Islam is a religion among different – and should therefore be criticized as others, says journalist Martin A. Senn.

Martin A. Senn

Martin A. Senn.

Martin A. Senn.

"There is a strange disease in our country: Islamophobia," someone recently wrote on Facebook. The labeling of opinions as bad can end badly, as the past has often shown enough, so I wanted to answer. But there the first comment flashed: "The disease is Islam!" That fits in with the picture: when it comes to Islam, rational discussions are hardly possible. Whether you are in one or the other camp, period. There are no nuances. And one camp is completely immune to the arguments of the other – and vice versa.

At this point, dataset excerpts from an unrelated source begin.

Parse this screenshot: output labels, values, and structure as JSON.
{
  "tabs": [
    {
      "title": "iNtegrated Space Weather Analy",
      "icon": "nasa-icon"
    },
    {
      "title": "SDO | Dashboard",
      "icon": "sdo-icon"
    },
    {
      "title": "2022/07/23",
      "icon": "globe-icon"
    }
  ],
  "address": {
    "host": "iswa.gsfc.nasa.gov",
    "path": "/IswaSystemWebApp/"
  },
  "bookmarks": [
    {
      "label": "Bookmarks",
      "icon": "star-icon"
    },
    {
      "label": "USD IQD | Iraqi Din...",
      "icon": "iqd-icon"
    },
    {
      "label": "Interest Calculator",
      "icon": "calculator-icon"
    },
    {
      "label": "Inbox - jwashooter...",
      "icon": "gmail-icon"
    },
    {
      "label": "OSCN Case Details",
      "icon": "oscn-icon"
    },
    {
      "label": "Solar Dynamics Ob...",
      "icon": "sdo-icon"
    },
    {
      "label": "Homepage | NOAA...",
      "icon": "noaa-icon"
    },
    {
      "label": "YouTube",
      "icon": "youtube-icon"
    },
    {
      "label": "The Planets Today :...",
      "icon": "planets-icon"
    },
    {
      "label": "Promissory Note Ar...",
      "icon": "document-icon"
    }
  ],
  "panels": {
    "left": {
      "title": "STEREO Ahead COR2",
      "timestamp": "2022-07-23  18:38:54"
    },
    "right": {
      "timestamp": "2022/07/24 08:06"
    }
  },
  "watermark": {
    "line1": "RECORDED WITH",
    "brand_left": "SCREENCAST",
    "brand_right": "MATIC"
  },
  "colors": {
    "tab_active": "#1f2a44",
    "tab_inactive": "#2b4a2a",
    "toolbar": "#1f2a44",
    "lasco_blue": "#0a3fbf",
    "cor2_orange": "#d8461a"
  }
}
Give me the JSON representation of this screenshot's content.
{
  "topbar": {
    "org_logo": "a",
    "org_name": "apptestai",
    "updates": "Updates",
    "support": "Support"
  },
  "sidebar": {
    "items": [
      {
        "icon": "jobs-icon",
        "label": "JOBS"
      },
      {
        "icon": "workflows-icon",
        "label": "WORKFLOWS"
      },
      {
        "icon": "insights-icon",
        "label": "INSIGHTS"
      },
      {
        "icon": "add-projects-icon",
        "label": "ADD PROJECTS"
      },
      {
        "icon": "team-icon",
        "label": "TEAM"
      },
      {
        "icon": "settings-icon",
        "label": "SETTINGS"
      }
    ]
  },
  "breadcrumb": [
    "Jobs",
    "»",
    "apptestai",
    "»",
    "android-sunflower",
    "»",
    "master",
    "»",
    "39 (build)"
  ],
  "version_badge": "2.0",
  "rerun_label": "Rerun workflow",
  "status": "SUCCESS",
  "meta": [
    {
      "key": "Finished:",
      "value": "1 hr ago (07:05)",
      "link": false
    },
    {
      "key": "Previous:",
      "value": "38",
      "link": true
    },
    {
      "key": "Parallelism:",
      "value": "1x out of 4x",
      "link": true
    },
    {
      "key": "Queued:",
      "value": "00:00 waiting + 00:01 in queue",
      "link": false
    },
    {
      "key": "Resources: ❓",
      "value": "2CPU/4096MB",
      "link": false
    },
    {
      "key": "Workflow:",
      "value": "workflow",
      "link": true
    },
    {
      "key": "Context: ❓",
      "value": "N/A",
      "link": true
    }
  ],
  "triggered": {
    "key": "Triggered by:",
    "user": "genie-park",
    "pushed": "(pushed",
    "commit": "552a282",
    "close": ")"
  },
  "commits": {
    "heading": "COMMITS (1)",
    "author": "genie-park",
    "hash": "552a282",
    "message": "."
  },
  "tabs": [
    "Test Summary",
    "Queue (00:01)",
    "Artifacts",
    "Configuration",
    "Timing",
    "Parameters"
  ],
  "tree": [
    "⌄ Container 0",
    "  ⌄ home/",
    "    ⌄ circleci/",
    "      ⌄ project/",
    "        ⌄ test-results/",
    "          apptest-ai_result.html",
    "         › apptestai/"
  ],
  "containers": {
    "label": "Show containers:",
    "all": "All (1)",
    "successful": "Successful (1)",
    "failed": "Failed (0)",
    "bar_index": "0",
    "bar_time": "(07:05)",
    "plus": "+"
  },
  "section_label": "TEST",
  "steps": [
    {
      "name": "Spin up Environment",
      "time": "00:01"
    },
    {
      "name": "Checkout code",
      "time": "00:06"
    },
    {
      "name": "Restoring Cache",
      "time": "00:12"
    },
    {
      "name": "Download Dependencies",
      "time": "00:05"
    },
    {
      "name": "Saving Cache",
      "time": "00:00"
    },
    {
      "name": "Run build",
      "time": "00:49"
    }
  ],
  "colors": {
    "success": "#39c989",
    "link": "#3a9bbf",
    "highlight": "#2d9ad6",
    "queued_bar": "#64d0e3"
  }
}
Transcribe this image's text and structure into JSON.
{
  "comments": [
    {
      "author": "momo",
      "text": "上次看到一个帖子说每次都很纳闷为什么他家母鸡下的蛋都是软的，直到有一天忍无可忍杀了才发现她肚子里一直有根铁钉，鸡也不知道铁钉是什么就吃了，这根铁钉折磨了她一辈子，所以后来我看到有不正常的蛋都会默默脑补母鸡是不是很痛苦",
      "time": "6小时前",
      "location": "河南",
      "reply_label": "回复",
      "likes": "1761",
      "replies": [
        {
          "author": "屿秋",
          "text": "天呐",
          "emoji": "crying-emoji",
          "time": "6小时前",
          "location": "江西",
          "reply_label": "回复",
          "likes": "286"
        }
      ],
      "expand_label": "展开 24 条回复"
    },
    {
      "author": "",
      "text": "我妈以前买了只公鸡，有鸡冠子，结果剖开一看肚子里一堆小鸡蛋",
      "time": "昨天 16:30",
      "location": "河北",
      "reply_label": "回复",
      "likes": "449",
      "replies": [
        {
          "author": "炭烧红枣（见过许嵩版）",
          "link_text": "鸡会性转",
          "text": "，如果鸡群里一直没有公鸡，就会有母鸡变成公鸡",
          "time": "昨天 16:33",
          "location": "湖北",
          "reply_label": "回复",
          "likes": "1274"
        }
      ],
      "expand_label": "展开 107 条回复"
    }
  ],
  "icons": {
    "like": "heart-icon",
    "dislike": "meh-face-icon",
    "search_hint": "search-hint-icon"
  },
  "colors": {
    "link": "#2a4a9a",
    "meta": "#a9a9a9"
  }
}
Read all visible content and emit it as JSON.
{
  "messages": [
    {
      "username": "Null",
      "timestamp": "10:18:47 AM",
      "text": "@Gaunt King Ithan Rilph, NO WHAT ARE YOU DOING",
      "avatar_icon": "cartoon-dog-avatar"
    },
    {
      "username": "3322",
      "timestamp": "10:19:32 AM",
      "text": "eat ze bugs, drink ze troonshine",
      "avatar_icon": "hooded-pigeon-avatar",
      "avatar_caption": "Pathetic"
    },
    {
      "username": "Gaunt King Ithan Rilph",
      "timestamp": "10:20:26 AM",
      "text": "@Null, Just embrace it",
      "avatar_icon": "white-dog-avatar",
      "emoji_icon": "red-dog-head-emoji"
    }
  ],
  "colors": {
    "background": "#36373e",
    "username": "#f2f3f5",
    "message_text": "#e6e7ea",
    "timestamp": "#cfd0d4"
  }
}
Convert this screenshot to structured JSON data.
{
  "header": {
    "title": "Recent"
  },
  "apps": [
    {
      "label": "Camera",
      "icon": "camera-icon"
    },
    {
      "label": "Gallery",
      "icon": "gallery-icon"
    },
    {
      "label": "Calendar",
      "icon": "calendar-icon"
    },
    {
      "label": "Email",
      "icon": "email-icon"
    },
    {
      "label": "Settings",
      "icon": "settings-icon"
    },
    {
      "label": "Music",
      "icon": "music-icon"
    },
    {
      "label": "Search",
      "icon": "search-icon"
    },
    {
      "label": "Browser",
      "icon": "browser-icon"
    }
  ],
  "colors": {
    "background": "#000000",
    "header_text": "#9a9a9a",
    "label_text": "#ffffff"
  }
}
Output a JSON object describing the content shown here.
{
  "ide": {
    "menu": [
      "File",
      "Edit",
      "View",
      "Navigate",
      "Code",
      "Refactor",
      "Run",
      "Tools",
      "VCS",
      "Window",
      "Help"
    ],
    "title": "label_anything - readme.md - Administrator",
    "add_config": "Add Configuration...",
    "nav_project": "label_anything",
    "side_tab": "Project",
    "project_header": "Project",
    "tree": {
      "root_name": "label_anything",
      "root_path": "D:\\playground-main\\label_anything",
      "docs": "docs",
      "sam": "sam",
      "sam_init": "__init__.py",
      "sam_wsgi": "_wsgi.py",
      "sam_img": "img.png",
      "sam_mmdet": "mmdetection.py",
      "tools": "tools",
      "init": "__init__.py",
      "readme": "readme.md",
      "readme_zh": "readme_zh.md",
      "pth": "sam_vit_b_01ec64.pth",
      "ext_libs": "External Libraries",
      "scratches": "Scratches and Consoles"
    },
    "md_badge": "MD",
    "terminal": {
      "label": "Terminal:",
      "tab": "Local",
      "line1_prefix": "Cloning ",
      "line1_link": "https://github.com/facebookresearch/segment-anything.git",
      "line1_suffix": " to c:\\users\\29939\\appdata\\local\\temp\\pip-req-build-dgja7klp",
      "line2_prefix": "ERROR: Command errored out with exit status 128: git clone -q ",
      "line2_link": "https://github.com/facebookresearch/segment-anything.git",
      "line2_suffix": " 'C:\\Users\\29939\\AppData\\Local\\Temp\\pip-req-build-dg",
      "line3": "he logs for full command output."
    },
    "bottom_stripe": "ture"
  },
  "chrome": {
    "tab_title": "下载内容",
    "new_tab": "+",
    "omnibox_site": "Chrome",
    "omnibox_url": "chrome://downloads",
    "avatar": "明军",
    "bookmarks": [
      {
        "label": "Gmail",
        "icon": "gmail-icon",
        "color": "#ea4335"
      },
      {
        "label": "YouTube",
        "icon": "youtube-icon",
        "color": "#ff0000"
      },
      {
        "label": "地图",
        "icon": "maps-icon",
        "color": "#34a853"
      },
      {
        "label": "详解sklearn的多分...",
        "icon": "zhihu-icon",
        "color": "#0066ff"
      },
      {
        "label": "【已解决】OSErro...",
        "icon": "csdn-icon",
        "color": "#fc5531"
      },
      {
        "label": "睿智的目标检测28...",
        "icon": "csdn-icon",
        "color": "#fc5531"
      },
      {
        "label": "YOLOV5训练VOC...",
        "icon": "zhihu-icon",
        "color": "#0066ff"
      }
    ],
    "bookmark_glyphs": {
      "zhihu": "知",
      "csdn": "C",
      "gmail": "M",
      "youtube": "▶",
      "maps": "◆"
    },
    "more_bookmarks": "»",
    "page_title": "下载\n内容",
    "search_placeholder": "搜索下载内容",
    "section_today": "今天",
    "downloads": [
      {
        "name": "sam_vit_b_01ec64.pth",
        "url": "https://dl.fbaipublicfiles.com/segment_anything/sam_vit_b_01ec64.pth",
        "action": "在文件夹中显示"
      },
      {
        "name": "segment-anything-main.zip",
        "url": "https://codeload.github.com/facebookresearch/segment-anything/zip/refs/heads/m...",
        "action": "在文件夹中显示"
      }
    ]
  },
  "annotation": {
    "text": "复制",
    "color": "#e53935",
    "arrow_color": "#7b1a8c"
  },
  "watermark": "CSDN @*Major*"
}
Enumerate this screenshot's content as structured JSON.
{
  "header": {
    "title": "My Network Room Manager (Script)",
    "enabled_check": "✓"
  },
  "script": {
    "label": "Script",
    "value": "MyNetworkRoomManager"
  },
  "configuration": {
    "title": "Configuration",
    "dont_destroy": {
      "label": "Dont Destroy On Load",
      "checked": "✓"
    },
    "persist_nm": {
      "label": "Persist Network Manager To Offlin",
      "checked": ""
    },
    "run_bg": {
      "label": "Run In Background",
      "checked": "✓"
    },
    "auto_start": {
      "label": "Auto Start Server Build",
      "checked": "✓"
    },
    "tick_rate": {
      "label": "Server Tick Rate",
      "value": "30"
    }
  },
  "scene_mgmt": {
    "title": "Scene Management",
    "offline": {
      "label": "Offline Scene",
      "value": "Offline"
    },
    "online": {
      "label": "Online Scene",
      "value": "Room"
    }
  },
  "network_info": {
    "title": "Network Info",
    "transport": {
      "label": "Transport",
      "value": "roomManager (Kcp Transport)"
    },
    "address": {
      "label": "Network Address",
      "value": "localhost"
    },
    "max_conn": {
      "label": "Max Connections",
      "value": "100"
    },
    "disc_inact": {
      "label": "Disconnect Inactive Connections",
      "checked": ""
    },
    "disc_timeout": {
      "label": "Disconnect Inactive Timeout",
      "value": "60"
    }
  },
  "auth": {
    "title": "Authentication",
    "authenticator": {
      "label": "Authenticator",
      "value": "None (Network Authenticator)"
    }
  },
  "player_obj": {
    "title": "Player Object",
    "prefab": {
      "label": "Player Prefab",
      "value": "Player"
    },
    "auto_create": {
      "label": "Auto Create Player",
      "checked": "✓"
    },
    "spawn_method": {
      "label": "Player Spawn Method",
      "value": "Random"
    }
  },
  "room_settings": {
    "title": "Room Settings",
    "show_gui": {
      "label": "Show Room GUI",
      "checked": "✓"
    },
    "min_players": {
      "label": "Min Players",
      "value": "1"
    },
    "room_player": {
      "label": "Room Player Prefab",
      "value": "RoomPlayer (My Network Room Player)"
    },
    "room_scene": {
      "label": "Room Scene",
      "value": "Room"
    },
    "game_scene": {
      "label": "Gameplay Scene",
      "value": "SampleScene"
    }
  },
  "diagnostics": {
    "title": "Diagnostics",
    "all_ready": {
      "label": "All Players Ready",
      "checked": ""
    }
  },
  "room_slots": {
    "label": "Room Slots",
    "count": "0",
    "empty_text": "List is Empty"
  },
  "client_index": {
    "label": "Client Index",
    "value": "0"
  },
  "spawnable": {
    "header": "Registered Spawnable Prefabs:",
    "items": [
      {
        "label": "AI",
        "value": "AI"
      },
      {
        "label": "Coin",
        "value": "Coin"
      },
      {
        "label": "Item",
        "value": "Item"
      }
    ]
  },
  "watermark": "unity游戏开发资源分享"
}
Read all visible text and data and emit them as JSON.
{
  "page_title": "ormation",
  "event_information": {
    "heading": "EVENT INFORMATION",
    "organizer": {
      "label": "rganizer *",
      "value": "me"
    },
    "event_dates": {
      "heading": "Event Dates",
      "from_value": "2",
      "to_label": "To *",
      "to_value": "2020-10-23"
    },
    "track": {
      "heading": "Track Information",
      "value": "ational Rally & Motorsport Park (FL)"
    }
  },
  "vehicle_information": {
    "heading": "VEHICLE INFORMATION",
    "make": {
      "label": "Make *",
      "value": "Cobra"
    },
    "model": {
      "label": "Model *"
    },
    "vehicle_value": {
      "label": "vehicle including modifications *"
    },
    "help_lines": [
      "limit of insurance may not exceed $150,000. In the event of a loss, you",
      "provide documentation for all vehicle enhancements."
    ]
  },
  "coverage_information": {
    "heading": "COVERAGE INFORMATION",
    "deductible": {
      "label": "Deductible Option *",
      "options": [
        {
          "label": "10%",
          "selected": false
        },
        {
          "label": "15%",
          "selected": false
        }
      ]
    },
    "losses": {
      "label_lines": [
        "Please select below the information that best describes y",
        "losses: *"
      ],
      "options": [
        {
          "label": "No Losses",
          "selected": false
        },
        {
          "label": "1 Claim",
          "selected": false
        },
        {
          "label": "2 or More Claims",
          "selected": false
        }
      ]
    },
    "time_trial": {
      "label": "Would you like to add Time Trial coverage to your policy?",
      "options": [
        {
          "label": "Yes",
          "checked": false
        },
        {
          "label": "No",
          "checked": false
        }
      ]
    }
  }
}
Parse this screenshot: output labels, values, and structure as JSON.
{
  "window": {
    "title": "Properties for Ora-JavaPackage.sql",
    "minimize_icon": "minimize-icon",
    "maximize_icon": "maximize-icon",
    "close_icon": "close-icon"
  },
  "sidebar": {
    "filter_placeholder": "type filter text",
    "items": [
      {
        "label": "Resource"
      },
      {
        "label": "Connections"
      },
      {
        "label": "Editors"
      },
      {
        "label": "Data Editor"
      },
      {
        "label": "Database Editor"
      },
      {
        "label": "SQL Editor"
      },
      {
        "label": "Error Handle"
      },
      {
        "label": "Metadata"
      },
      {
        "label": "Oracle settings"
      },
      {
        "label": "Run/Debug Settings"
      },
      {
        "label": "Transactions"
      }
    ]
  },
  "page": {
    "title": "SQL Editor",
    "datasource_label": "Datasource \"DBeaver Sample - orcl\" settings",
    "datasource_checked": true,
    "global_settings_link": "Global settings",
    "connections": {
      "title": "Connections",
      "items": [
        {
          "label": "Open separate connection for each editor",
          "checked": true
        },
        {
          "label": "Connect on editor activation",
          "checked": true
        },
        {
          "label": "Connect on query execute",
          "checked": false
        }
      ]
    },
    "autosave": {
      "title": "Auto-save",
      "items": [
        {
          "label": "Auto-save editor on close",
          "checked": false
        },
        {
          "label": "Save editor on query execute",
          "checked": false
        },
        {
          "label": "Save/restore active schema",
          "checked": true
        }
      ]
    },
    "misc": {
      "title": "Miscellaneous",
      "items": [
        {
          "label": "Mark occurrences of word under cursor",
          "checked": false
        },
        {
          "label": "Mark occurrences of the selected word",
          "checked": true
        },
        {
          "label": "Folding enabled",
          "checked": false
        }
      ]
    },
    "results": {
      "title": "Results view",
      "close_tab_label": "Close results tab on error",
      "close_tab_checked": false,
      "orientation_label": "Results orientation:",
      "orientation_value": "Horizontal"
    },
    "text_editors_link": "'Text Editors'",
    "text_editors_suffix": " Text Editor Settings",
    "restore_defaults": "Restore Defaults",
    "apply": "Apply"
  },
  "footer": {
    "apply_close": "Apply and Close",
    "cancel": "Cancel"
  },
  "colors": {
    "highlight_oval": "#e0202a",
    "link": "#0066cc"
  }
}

As hopeless as in Germany it is not in Switzerland. But here too the roles are clearly divided: criticism of Islam is equated with criticism from Muslims, from immigrants, from the weak. Accordingly, the relationship with Islam is increasingly discussed only from the point of view of xenophobia. That it was the Commission against racism, which has just published a study on media coverage of Muslims, is no coincidence. How journalists report a religion becomes a purely moral issue.

This development began with the Islamist terrorist attacks of the 2000s. In order not to offend the vast majority of Muslims, the government leaders of the affected countries have stated time and again that Islamic terrorists have nothing to do with "right Islam". In fact, they are not Islamic at all.

That was well meant, but came out wrong. The judges saw this as an unacceptable attempt to protect Muslims more than other citizens. In return, leftists began to close their eyes to the murders and the behavior of Muslims, whom they would otherwise violently sue under non-Muslims, just so that they could use the & # 39; islamofoben & # 39; in no way have to admit. This went so far that some feminists celebrated wearing the headscarf as a self-realization of the Muslim woman. Finally, two completely irreconcilable camps faced each other, as can now be seen in Chemnitz.

Switzerland has, as so often, preserved direct democracy for such an ominous state of mind. In mood struggles, questions about Islam, such as full veil or minarets, are argued, which are protected in Germany until the pot is overcooked. Although everyone is never satisfied with the results, the atmosphere is much more relaxed here. Which is good.

Of course, Islam is not a disease, nor is there criticism. Islam is a religion between different ones. And as a religion you can, yes you must also criticize him like all other religions. That these right-wing extremists do, such as lumpsum and grumpy, may not be a reason to distance themselves from this freedom of expression. Otherwise we will do exactly what the Islamist terrorists want: we make our society unfree.